Rachel Revere and Dr. Benjamin Church, Jr.

The 2 May 1775 letter from Rachel Revere that I quoted yesterday was not the first that she’d written to her husband Paul from inside besieged Boston. An earlier note appears here at the Clements Library website, and it begins:

My Dear by Doctor Church I send a hundred & twenty five pounds and beg you will take the best care of yourself and not attempt coming in to this town again and if I have an opportunity of coming or sending out anything or any of the Children I shall do it
It’s undated, but we have good clues about when Rachel wrote it. A hasty note from Dr. John Homans to Dr. Joseph Gardner confirms that Dr. Benjamin Church, Jr., went into the besieged town on 21 Apr 1775, and in 1798 Paul Revere recalled that Church came back out two days later, on Sunday. Rachel most likely gave Church the message and money for her husband that during that visit.

Neither Paul Revere nor Dr. Gardner ever saw the letters addressed to them. Church handed them over to Gen. Thomas Gage, and they were found in the general’s files over a century later. (I wrote about the Homans-Gardner-Church document in an article for the spring 2006 issue of New England Ancestors.)

Yet another document that might bear on the relationship between Rachel Revere and Dr. Benjamin Church was quoted by Allen French in General Gage’s Informers. It’s undated and unsigned, but the handwriting matches what’s on other papers from Church, the general’s best-placed spy.
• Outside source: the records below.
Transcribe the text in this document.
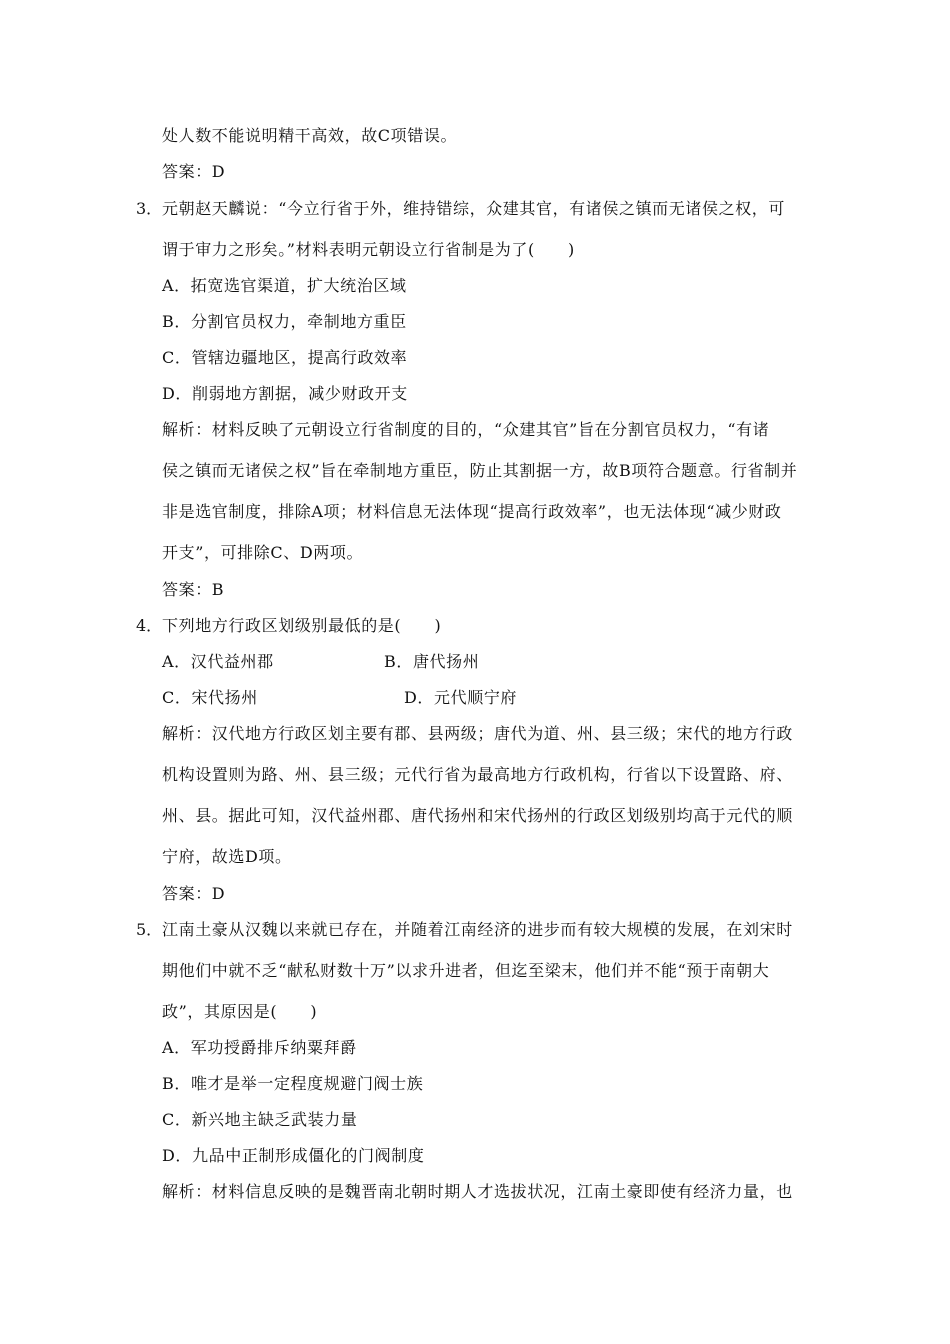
处人数不能说明精干高效，故C项错误。
答案：D
3． 元朝赵天麟说：“今立行省于外，维持错综，众建其官，有诸侯之镇而无诸侯之权，可
谓于审力之形矣。”材料表明元朝设立行省制是为了(　　)
A．拓宽选官渠道，扩大统治区域
B．分割官员权力，牵制地方重臣
C．管辖边疆地区，提高行政效率
D．削弱地方割据，减少财政开支
解析：材料反映了元朝设立行省制度的目的，“众建其官”旨在分割官员权力，“有诸
侯之镇而无诸侯之权”旨在牵制地方重臣，防止其割据一方，故B项符合题意。行省制并
非是选官制度，排除A项；材料信息无法体现“提高行政效率”，也无法体现“减少财政
开支”，可排除C、D两项。
答案：B
4． 下列地方行政区划级别最低的是(　　)
A．汉代益州郡	B．唐代扬州
C．宋代扬州	D．元代顺宁府
解析：汉代地方行政区划主要有郡、县两级；唐代为道、州、县三级；宋代的地方行政
机构设置则为路、州、县三级；元代行省为最高地方行政机构，行省以下设置路、府、
州、县。据此可知，汉代益州郡、唐代扬州和宋代扬州的行政区划级别均高于元代的顺
宁府，故选D项。
答案：D
5． 江南土豪从汉魏以来就已存在，并随着江南经济的进步而有较大规模的发展，在刘宋时
期他们中就不乏“献私财数十万”以求升进者，但迄至梁末，他们并不能“预于南朝大
政”，其原因是(　　)
A．军功授爵排斥纳粟拜爵
B．唯才是举一定程度规避门阀士族
C．新兴地主缺乏武装力量
D．九品中正制形成僵化的门阀制度
解析：材料信息反映的是魏晋南北朝时期人才选拔状况，江南土豪即使有经济力量，也
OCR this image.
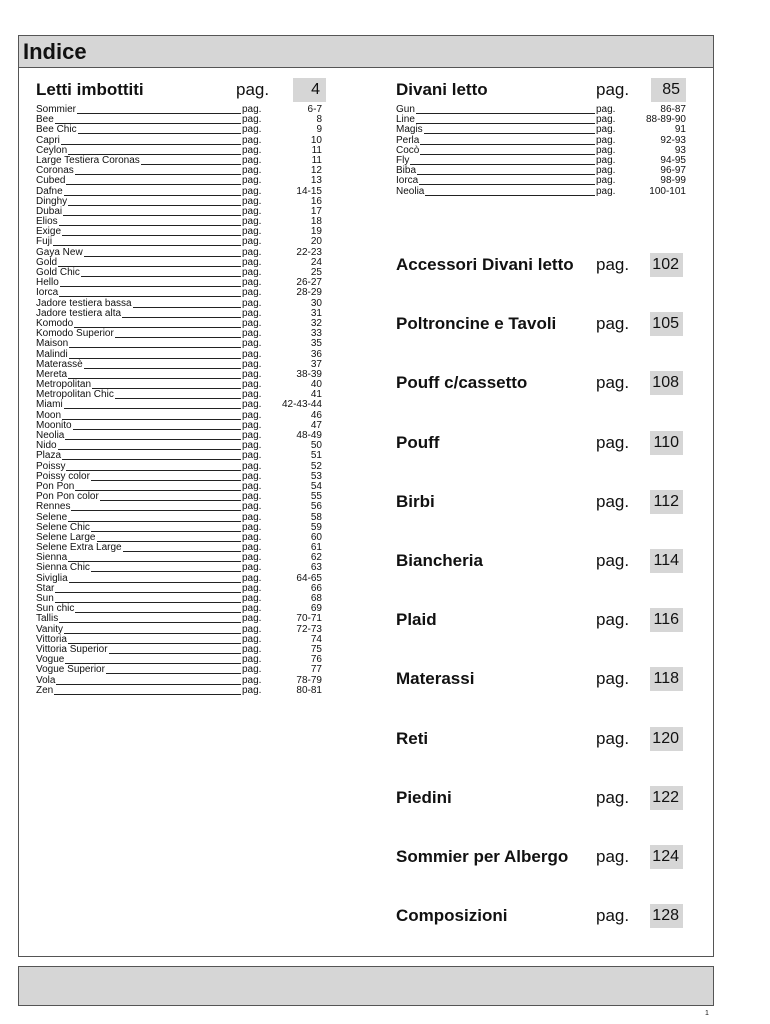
Indice
Letti imbottiti	pag.	4
Sommier	pag.	6-7
Bee	pag.	8
Bee Chic	pag.	9
Capri	pag.	10
Ceylon	pag.	11
Large Testiera Coronas	pag.	11
Coronas	pag.	12
Cubed	pag.	13
Dafne	pag.	14-15
Dinghy	pag.	16
Dubai	pag.	17
Elios	pag.	18
Exige	pag.	19
Fuji	pag.	20
Gaya New	pag.	22-23
Gold	pag.	24
Gold Chic	pag.	25
Hello	pag.	26-27
Iorca	pag.	28-29
Jadore testiera bassa	pag.	30
Jadore testiera alta	pag.	31
Komodo	pag.	32
Komodo Superior	pag.	33
Maison	pag.	35
Malindi	pag.	36
Materassè	pag.	37
Mereta	pag.	38-39
Metropolitan	pag.	40
Metropolitan Chic	pag.	41
Miami	pag. 42-43-44
Moon	pag.	46
Moonito	pag.	47
Neolia	pag.	48-49
Nido	pag.	50
Plaza	pag.	51
Poissy	pag.	52
Poissy color	pag.	53
Pon Pon	pag.	54
Pon Pon color	pag.	55
Rennes	pag.	56
Selene	pag.	58
Selene Chic	pag.	59
Selene Large	pag.	60
Selene Extra Large	pag.	61
Sienna	pag.	62
Sienna Chic	pag.	63
Siviglia	pag.	64-65
Star	pag.	66
Sun	pag.	68
Sun chic	pag.	69
Tallis	pag.	70-71
Vanity	pag.	72-73
Vittoria	pag.	74
Vittoria Superior	pag.	75
Vogue	pag.	76
Vogue Superior	pag.	77
Vola	pag.	78-79
Zen	pag.	80-81
Divani letto	pag.	85
Gun	pag.	86-87
Line	pag.	88-89-90
Magis	pag.	91
Perla	pag.	92-93
Cocò	pag.	93
Fly	pag.	94-95
Biba	pag.	96-97
Iorca	pag.	98-99
Neolia	pag.	100-101
Accessori Divani letto pag. 102
Poltroncine e Tavoli pag. 105
Pouff c/cassetto	pag. 108
Pouff	pag. 110
Birbi	pag. 112
Biancheria	pag. 114
Plaid	pag. 116
Materassi	pag. 118
Reti	pag. 120
Piedini	pag. 122
Sommier per Albergo pag. 124
Composizioni	pag. 128
1
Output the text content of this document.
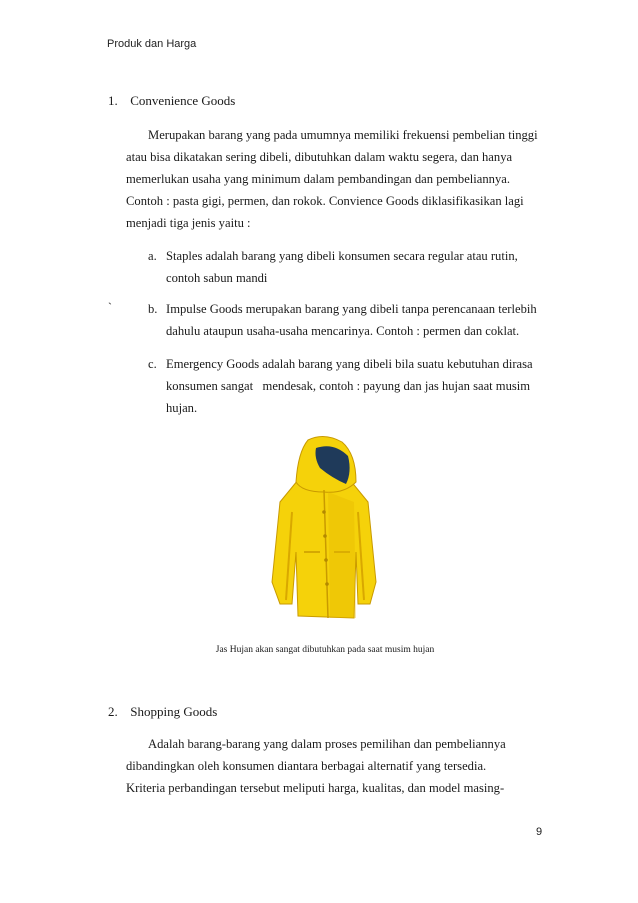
Produk dan Harga
1. Convenience Goods
Merupakan barang yang pada umumnya memiliki frekuensi pembelian tinggi
atau bisa dikatakan sering dibeli, dibutuhkan dalam waktu segera, dan hanya
memerlukan usaha yang minimum dalam pembandingan dan pembeliannya.
Contoh : pasta gigi, permen, dan rokok. Convience Goods diklasifikasikan lagi
menjadi tiga jenis yaitu :
a. Staples adalah barang yang dibeli konsumen secara regular atau rutin,
contoh sabun mandi
`	b. Impulse Goods merupakan barang yang dibeli tanpa perencanaan terlebih
dahulu ataupun usaha-usaha mencarinya. Contoh : permen dan coklat.
c. Emergency Goods adalah barang yang dibeli bila suatu kebutuhan dirasa
konsumen sangat   mendesak, contoh : payung dan jas hujan saat musim
hujan.
Jas Hujan akan sangat dibutuhkan pada saat musim hujan
2. Shopping Goods
Adalah barang-barang yang dalam proses pemilihan dan pembeliannya
dibandingkan oleh konsumen diantara berbagai alternatif yang tersedia.
Kriteria perbandingan tersebut meliputi harga, kualitas, dan model masing-
9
French concluded that the doctor probably wrote this note in early May 1775. It says in part:
Send Rachel out with more practicable instructions, I can’t see how ’tis possible to write again there is a close watch set up, Contrivances shall not be wanting if necessary, send me the news.
The note then looks ahead to the 25th of the month, which “finishes a quarter”—i.e., when bills would be due.

So what do we know? On 2 May, Rachel Revere was still in Boston, trying to get a pass out of town for herself and the many children. By 22 May, according to Jayne Triber’s biography A True Republican, the whole family was in Watertown (except for oldest son Paul, Jr., who stayed behind to look after the shop).

Did Gage receive Church’s undated note early in May and give Rachel Revere a pass so that she could leave Boston, unwittingly carrying secret instructions to the doctor? Or was there another Rachel, or was “Rachel” a code name for someone else?

(This musing was prompted by a query from author John A. Nagy. The image above comes via Oceansbridge, which promises to deliver handmade reproductions of this Gilbert Stuart portrait of Rachel Revere in less than a month.)